Oklahoma has a punt returner, Antonio Perkins, whose eight touchdown returns tie the NCAA record. Southern Cal defensive end Shaun Cody might be as good defensively as Leinart and Bush are offensively, but he might not be any better than Oklahoma's defensive end by the same surname, Dan Cody. Southern Cal linebacker Matt Grootegoed was runner-up for the Butkus Award (behind Derrick Johnson of Texas). Oklahoma's Jammal Brown won the Outland Trophy as college football's best interior lineman.

And that's just this game.

Let's not forget that the best player on the field, had he been allowed to play and not treated so unfairly by the NCAA, would probably be Mike Williams, the USC wide receiver who was declared ineligible because he entered the draft last year before the courts told him he wouldn't be allowed in the NFL.

That would be Leinart, Bush and Williams on one team.

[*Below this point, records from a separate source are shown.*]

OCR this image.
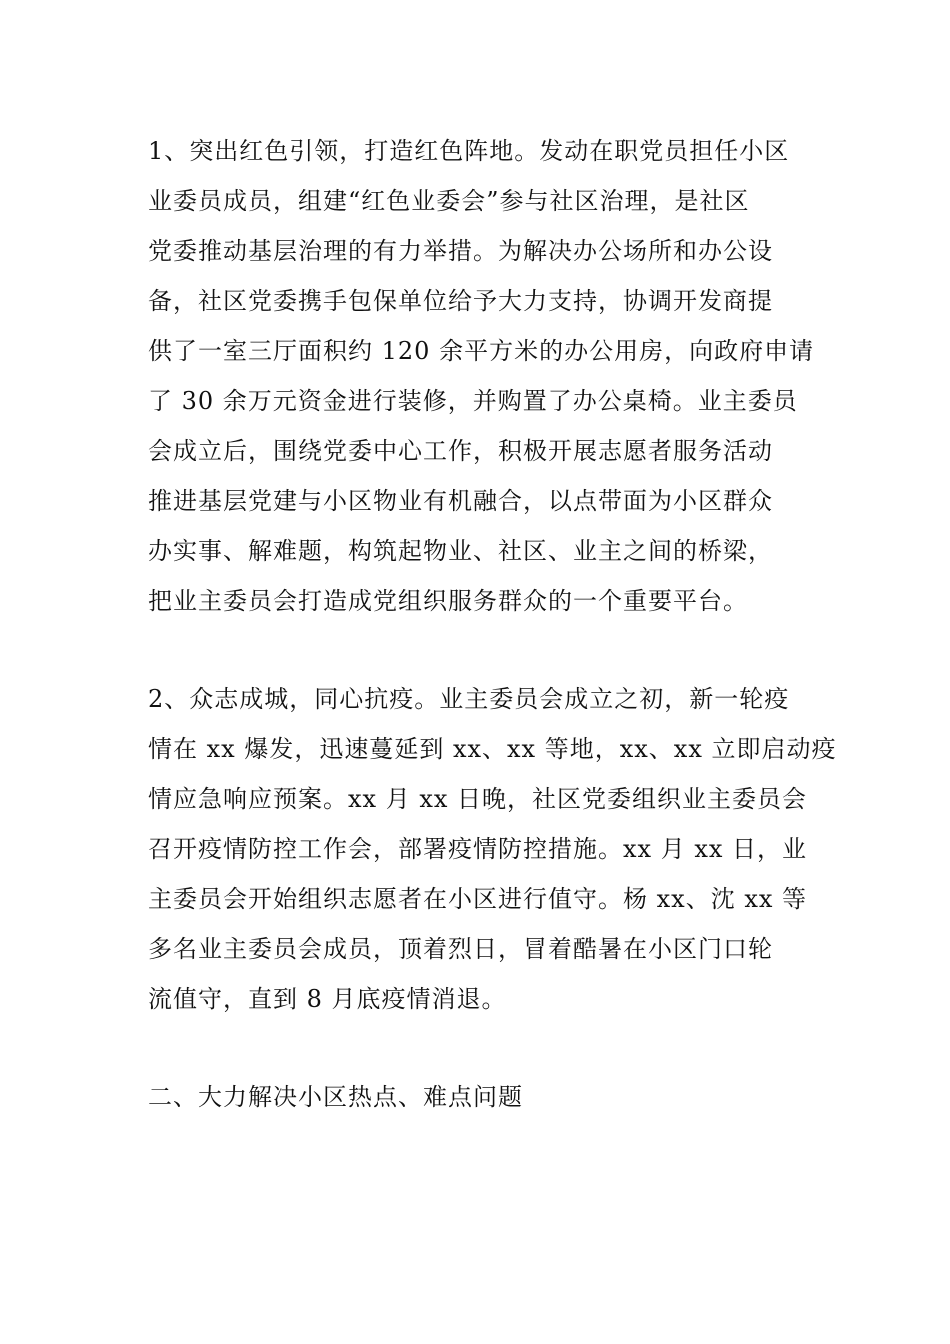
1、突出红色引领，打造红色阵地。发动在职党员担任小区
业委员成员，组建“红色业委会”参与社区治理，是社区
党委推动基层治理的有力举措。为解决办公场所和办公设
备，社区党委携手包保单位给予大力支持，协调开发商提
供了一室三厅面积约 120 余平方米的办公用房，向政府申请
了 30 余万元资金进行装修，并购置了办公桌椅。业主委员
会成立后，围绕党委中心工作，积极开展志愿者服务活动
推进基层党建与小区物业有机融合，以点带面为小区群众
办实事、解难题，构筑起物业、社区、业主之间的桥梁，
把业主委员会打造成党组织服务群众的一个重要平台。
2、众志成城，同心抗疫。业主委员会成立之初，新一轮疫
情在 xx 爆发，迅速蔓延到 xx、xx 等地，xx、xx 立即启动疫
情应急响应预案。xx 月 xx 日晚，社区党委组织业主委员会
召开疫情防控工作会，部署疫情防控措施。xx 月 xx 日，业
主委员会开始组织志愿者在小区进行值守。杨 xx、沈 xx 等
多名业主委员会成员，顶着烈日，冒着酷暑在小区门口轮
流值守，直到 8 月底疫情消退。
二、大力解决小区热点、难点问题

I don't vote for the Heisman anymore, but if I did, I would have voted for Bush. Watching him is like watching a young Marshall Faulk. USC has a lineman, a fifth-year guard named Travis Watkins, who has known of Bush for seven years.

"My cousin played against Reggie in Pop Warner football," Watkins said. "He was weaving in and out and around people when he was 13. In high school, Reggie just hurt people's feelings. He didn't even mean to score touchdowns on some plays and he did. And remember, with our offense if he was the showcase guy who was getting all the touches, he would be the Heisman Trophy winner, hands down. His stats would be astronomical. And he's not some dumb jock. He's on schedule to graduate [with a degree in psychology] in less than four years."

There's nothing dumb about Watkins. He's an international relations major who also was a shot putter on the USC track and field team. Under no pretense about playing in the NFL, Watkins had a scout's mind about players. He went to the same high school as Utah's Smith. "I'm so proud of Alex and how he's made himself a great player. I think he should have been number two in the Heisman voting."

By the time USC and Oklahoma kick it off Tuesday night, there will be no other games. Auburn won't have a voice in who will be voted No. 1 and declared the national champion. For the first and only time all season, arguing will be displaced by what happens on the field, which, given the participants, could be fairly memorable.